Working at Home = Not all it cracked up to be?
Generation Y Veneration has some predictions about working from home:
Despite the ability for many people in my industry (and other industries) to work from home everyday if they wanted to, they don’t.
Why?
Because nothing beats a face to face conversation.
I think it’s dangerous to conflate ‘working at home’ to ‘never leaving your house for work-related reasons’. The Generation Y-fueled change is not necessarily a shift towards impersonal business, but rather toward increased fluidity between work and life. Depending on the industry, your office can be a kitchen table, a coffee shop, a hotel lobby or a rented meeting space. Or, when it works, a virtualized online space.
It’s about being flexible and being open to new ways of work. Because, really, is there any real logic to the belief that work needs to be done collectively at a physical location with a water cooler and fluorescent lighting?

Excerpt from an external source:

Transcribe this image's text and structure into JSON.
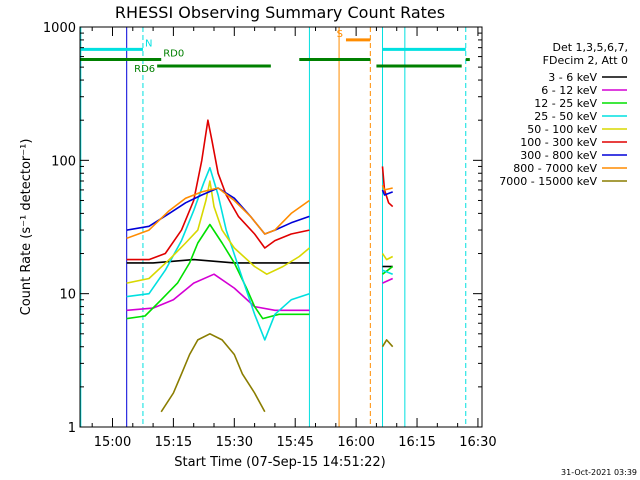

Tags: flex time, generational shift, offices
Related: February 10, 2008: Slaying the cubicle | March 30, 2008: The modern workplace: Creation and Collaboration | April 13, 2008: Saving the environment by not commuting to work |
I’ve seen it in my workplace where “working from home” is a euphemism for “not working at the office” - I think Gen Y understands this better, and takes it to the next level. We’ve grown up with ubiquitous portable technologies of one kind or another, and many of us want to be able to take that skill and understanding and translate it into work-anywhere or any time careers. This is the sort of situation that co-working at Jellies or dedicated co-working space is meant for - work with the freedom of a freelancer with the environment and camaraderie of an office-worker.

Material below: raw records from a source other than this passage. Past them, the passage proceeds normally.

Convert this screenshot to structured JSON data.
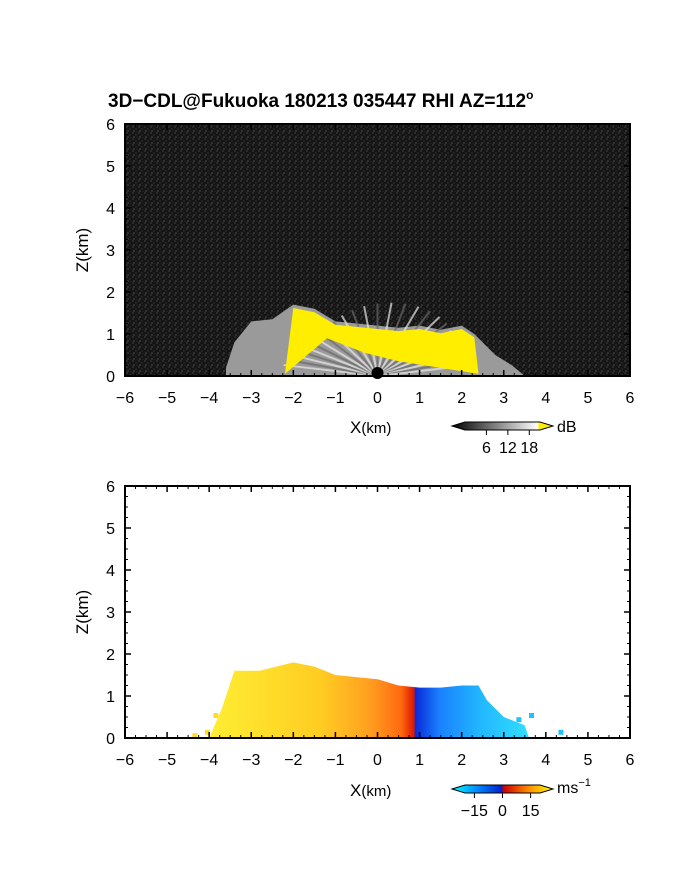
{
  "title": "3D−CDL@Fukuoka 180213 035447 RHI AZ=112",
  "title_superscript": "o",
  "colors": {
    "background_top": "#111111",
    "echo_yellow": "#ffee00",
    "axis": "#000000"
  },
  "chart_data": [
    {
      "type": "heatmap",
      "name": "reflectivity",
      "xlabel_main": "X",
      "xlabel_unit": "(km)",
      "ylabel": "Z(km)",
      "xlim": [
        -6,
        6
      ],
      "ylim": [
        0,
        6
      ],
      "xticks": [
        "−6",
        "−5",
        "−4",
        "−3",
        "−2",
        "−1",
        "0",
        "1",
        "2",
        "3",
        "4",
        "5",
        "6"
      ],
      "yticks": [
        "0",
        "1",
        "2",
        "3",
        "4",
        "5",
        "6"
      ],
      "colorbar": {
        "ticks": [
          "6",
          "12",
          "18"
        ],
        "unit": "dB",
        "range": [
          0,
          21
        ]
      },
      "echo_top_profile": [
        {
          "x": -3.6,
          "z": 0.2
        },
        {
          "x": -3.4,
          "z": 0.8
        },
        {
          "x": -3.0,
          "z": 1.3
        },
        {
          "x": -2.5,
          "z": 1.35
        },
        {
          "x": -2.0,
          "z": 1.7
        },
        {
          "x": -1.5,
          "z": 1.6
        },
        {
          "x": -1.0,
          "z": 1.3
        },
        {
          "x": -0.5,
          "z": 1.25
        },
        {
          "x": 0.0,
          "z": 1.2
        },
        {
          "x": 0.5,
          "z": 1.15
        },
        {
          "x": 1.0,
          "z": 1.2
        },
        {
          "x": 1.5,
          "z": 1.1
        },
        {
          "x": 2.0,
          "z": 1.2
        },
        {
          "x": 2.3,
          "z": 1.0
        },
        {
          "x": 2.8,
          "z": 0.5
        },
        {
          "x": 3.2,
          "z": 0.25
        },
        {
          "x": 3.5,
          "z": 0.0
        }
      ],
      "saturated_region_x": [
        -2.2,
        2.4
      ]
    },
    {
      "type": "heatmap",
      "name": "doppler_velocity",
      "xlabel_main": "X",
      "xlabel_unit": "(km)",
      "ylabel": "Z(km)",
      "xlim": [
        -6,
        6
      ],
      "ylim": [
        0,
        6
      ],
      "xticks": [
        "−6",
        "−5",
        "−4",
        "−3",
        "−2",
        "−1",
        "0",
        "1",
        "2",
        "3",
        "4",
        "5",
        "6"
      ],
      "yticks": [
        "0",
        "1",
        "2",
        "3",
        "4",
        "5",
        "6"
      ],
      "colorbar": {
        "ticks": [
          "−15",
          "0",
          "15"
        ],
        "unit": "ms",
        "unit_sup": "−1",
        "range": [
          -20,
          20
        ]
      },
      "echo_top_profile": [
        {
          "x": -4.0,
          "z": 0.0
        },
        {
          "x": -3.7,
          "z": 0.7
        },
        {
          "x": -3.4,
          "z": 1.6
        },
        {
          "x": -2.8,
          "z": 1.6
        },
        {
          "x": -2.0,
          "z": 1.8
        },
        {
          "x": -1.5,
          "z": 1.7
        },
        {
          "x": -1.0,
          "z": 1.5
        },
        {
          "x": -0.5,
          "z": 1.45
        },
        {
          "x": 0.0,
          "z": 1.4
        },
        {
          "x": 0.5,
          "z": 1.25
        },
        {
          "x": 1.0,
          "z": 1.2
        },
        {
          "x": 1.5,
          "z": 1.2
        },
        {
          "x": 2.0,
          "z": 1.25
        },
        {
          "x": 2.4,
          "z": 1.25
        },
        {
          "x": 2.6,
          "z": 0.9
        },
        {
          "x": 3.0,
          "z": 0.5
        },
        {
          "x": 3.5,
          "z": 0.3
        },
        {
          "x": 3.6,
          "z": 0.0
        }
      ]
    }
  ]
}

Interesting thoughts on the mobility of work. Yet, I believe that a lot of people actually enjoy the experience of going “to work”, standing around the water-cooler etc.
What I did not include in my post, and I probably should have, was that I see the workplace remaining a separate place but it may actually be a place that looks and feels a little more homely. Think, decks, couches, soft lighting, informal areas…it’s already happening I know - but I think it will become even more common.
With the amount of technology I have grown up with, I feel like the more I can spend my work hours personally interacting with people the better. Technology is great, but nothing will beat a face to face meeting. And I would rather do this in a space that represents my company, a place where my colleagues and I can connect and share ideas under one roof.
“Because, really, is there any real logic to the belief that work needs to be done collectively at a physical location with a water cooler and fluorescent lighting?”
Because some jobs just can’t be portable. Manufacturing is one. If you want to work from home in some jobs at my company, it’s going to take an on-call delivery service and over $350K of specialized machine tools.
Not going to happen for any company I know of.